2.   Approval of the conversion of all shares of Series A Preferred
Stock and Series B Preferred Stock into shares of KnowledgeMax
common stock immediately prior to the effective time of the
merger.

        ____  FOR        ____  AGAINST        ____  ABSTAIN

*SEE REVERSE SIDE  (CONTINUED, AND TO BE SIGNED ON THE OTHER SIDE)



THIS PROXY, WHEN PROPERLY EXECUTED, WILL BE VOTED AS SPECIFIED ABOVE
AND WILL BE VOTED AT THE DISCRETION OF THE PROXY HOLDERS ON SUCH OTHER
MATTERS AS MAY PROPERLY COME BEFORE THE MEETING.  IF NO SPECIFICATION
IS MADE, THIS PROXY WILL BE VOTED FOR EACH OF THE PROPOSALS DESCRIBED
ON THE REVERSE SIDE AND WILL BE VOTED AT THE DISCRETION OF THE PROXY
HOLDERS ON SUCH OTHER MATTERS AS MAY PROPERLY COME BEFORE THE SPECIAL
MEETING.  ANY PRIOR PROXIES ARE HEREBY REVOKED.

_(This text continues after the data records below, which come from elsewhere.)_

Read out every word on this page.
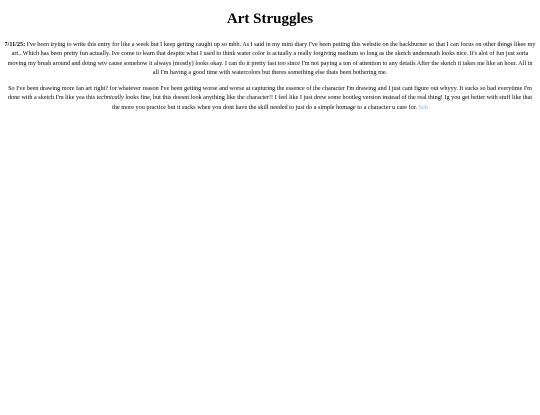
Art Struggles

7/11/25: I've been trying to write this entry for like a week but I keep getting caught up so mbb. As I said in my mini diary I've been putting this website on the backburner so that I can focus on other things likee my art.. Which has been pretty fun actually. Ive come to learn that despite what I used to think water color is actually a really forgiving medium so long as the sketch underneath looks nice. It's alot of fun just sorta moving my brush around and doing wtv cause somehow it always (mostly) looks okay. I can do it pretty fast too since I'm not paying a ton of attention to any details After the sketch it takes me like an hour. All in all I'm having a good time with watercolors but theres something else thats been bothering me.

So I've been drawing more fan art right? for whatever reason I've been getting worse and worse at capturing the essence of the character I'm drawing and I just cant figure out whyyy. It sucks so bad everytime I'm done with a sketch I'm like yea this technically looks fine, but this doesnt look anything like the character!! I feel like I just drew some bootleg version instead of the real thing! Ig you get better with stuff like that the more you practice but it sucks when you dont have the skill needed to just do a simple homage to a character u care for. 6o6
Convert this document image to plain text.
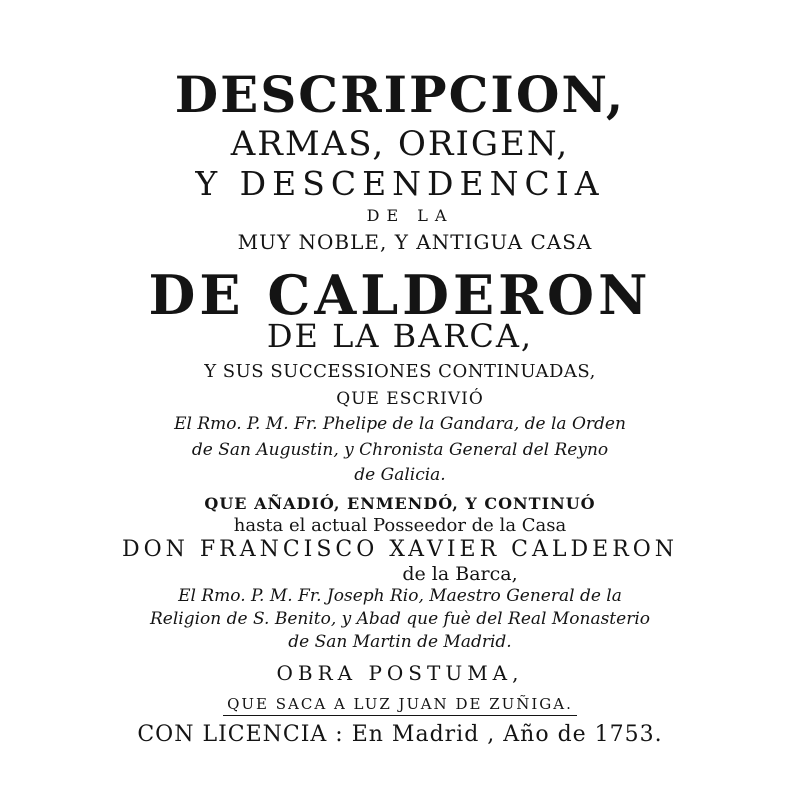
DESCRIPCION,
ARMAS, ORIGEN,
Y DESCENDENCIA
DE LA
MUY NOBLE, Y ANTIGUA CASA
DE CALDERON
DE LA BARCA,
Y SUS SUCCESSIONES CONTINUADAS,
QUE ESCRIVIÓ
El Rmo. P. M. Fr. Phelipe de la Gandara, de la Orden
de San Augustin, y Chronista General del Reyno
de Galicia.
QUE AÑADIÓ, ENMENDÓ, Y CONTINUÓ
hasta el actual Posseedor de la Casa
DON FRANCISCO XAVIER CALDERON
de la Barca,
El Rmo. P. M. Fr. Joseph Rio, Maestro General de la
Religion de S. Benito, y Abad que fuè del Real Monasterio
de San Martin de Madrid.
OBRA POSTUMA,
QUE SACA A LUZ JUAN DE ZUÑIGA.
CON LICENCIA : En Madrid , Año de 1753.
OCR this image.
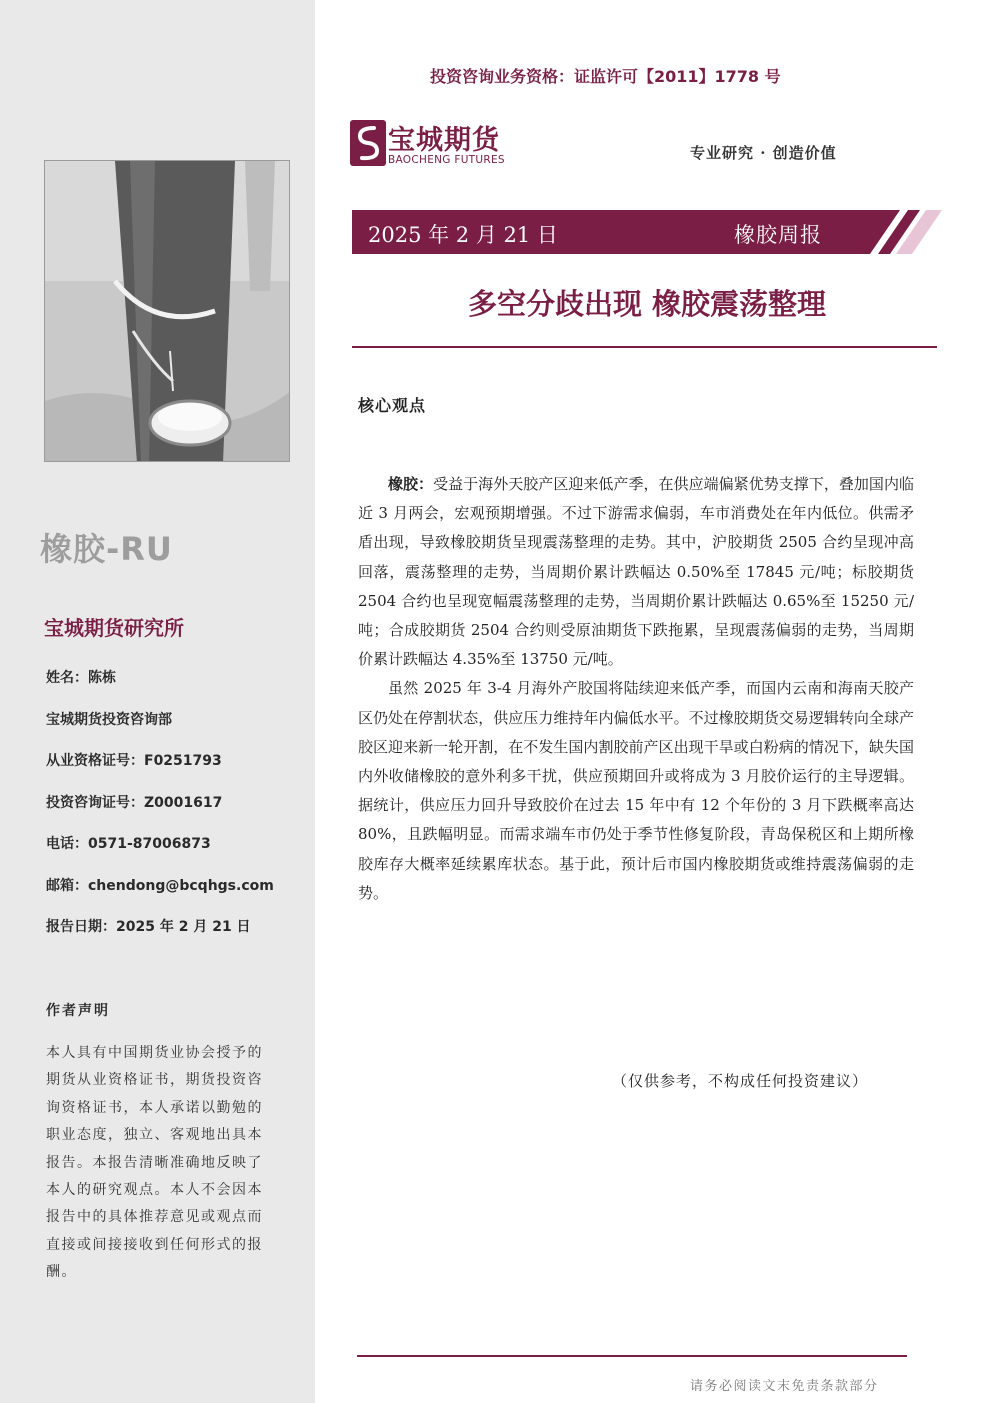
橡胶-RU
宝城期货研究所
姓名：陈栋
宝城期货投资咨询部
从业资格证号：F0251793
投资咨询证号：Z0001617
电话：0571-87006873
邮箱：chendong@bcqhgs.com
报告日期：2025 年 2 月 21 日
作者声明
本人具有中国期货业协会授予的期货从业资格证书，期货投资咨询资格证书，本人承诺以勤勉的职业态度，独立、客观地出具本报告。本报告清晰准确地反映了本人的研究观点。本人不会因本报告中的具体推荐意见或观点而直接或间接接收到任何形式的报酬。
投资咨询业务资格：证监许可【2011】1778 号
宝城期货
BAOCHENG FUTURES	专业研究 · 创造价值
2025 年 2 月 21 日	橡胶周报
多空分歧出现 橡胶震荡整理
核心观点

橡胶：受益于海外天胶产区迎来低产季，在供应端偏紧优势支撑下，叠加国内临近 3 月两会，宏观预期增强。不过下游需求偏弱，车市消费处在年内低位。供需矛盾出现，导致橡胶期货呈现震荡整理的走势。其中，沪胶期货 2505 合约呈现冲高回落，震荡整理的走势，当周期价累计跌幅达 0.50%至 17845 元/吨；标胶期货 2504 合约也呈现宽幅震荡整理的走势，当周期价累计跌幅达 0.65%至 15250 元/吨；合成胶期货 2504 合约则受原油期货下跌拖累，呈现震荡偏弱的走势，当周期价累计跌幅达 4.35%至 13750 元/吨。

虽然 2025 年 3-4 月海外产胶国将陆续迎来低产季，而国内云南和海南天胶产区仍处在停割状态，供应压力维持年内偏低水平。不过橡胶期货交易逻辑转向全球产胶区迎来新一轮开割，在不发生国内割胶前产区出现干旱或白粉病的情况下，缺失国内外收储橡胶的意外利多干扰，供应预期回升或将成为 3 月胶价运行的主导逻辑。据统计，供应压力回升导致胶价在过去 15 年中有 12 个年份的 3 月下跌概率高达 80%，且跌幅明显。而需求端车市仍处于季节性修复阶段，青岛保税区和上期所橡胶库存大概率延续累库状态。基于此，预计后市国内橡胶期货或维持震荡偏弱的走势。

（仅供参考，不构成任何投资建议）
请务必阅读文末免责条款部分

Date: ______________ ___, 2002



_________________________________
Signature
Printed Name:

Date: ______________ ___, 2002


_________________________________
Signature
Printed Name:

THIS PROXY SHOULD BE MARKED, DATED AND SIGNED BY THE
STOCKHOLDER(S) EXACTLY AS HIS, HER OR ITS NAME APPEARS HEREIN, AND
RETURNED PROMPTLY IN THE ENCLOSED ENVELOPE. PERSONS SIGNING IN A
FIDUCIARY CAPACITY SHOULD SO INDICATE. IF SHARES ARE HELD BY JOINT
TENANTS OR AS COMMUNITY PROPERTY, BOTH SHOULD SIGN.  IF THE
STOCKHOLDER IS A CORPORATION, PLEASE SIGN FULL CORPORATE NAME BY AN
AUTHORIZED OFFICER.  IF THE STOCKHOLDER IS A PARTNERSHIP, PLEASE SIGN
FULL PARTNERSHIP NAME BY AN AUTHORIZED PERSON.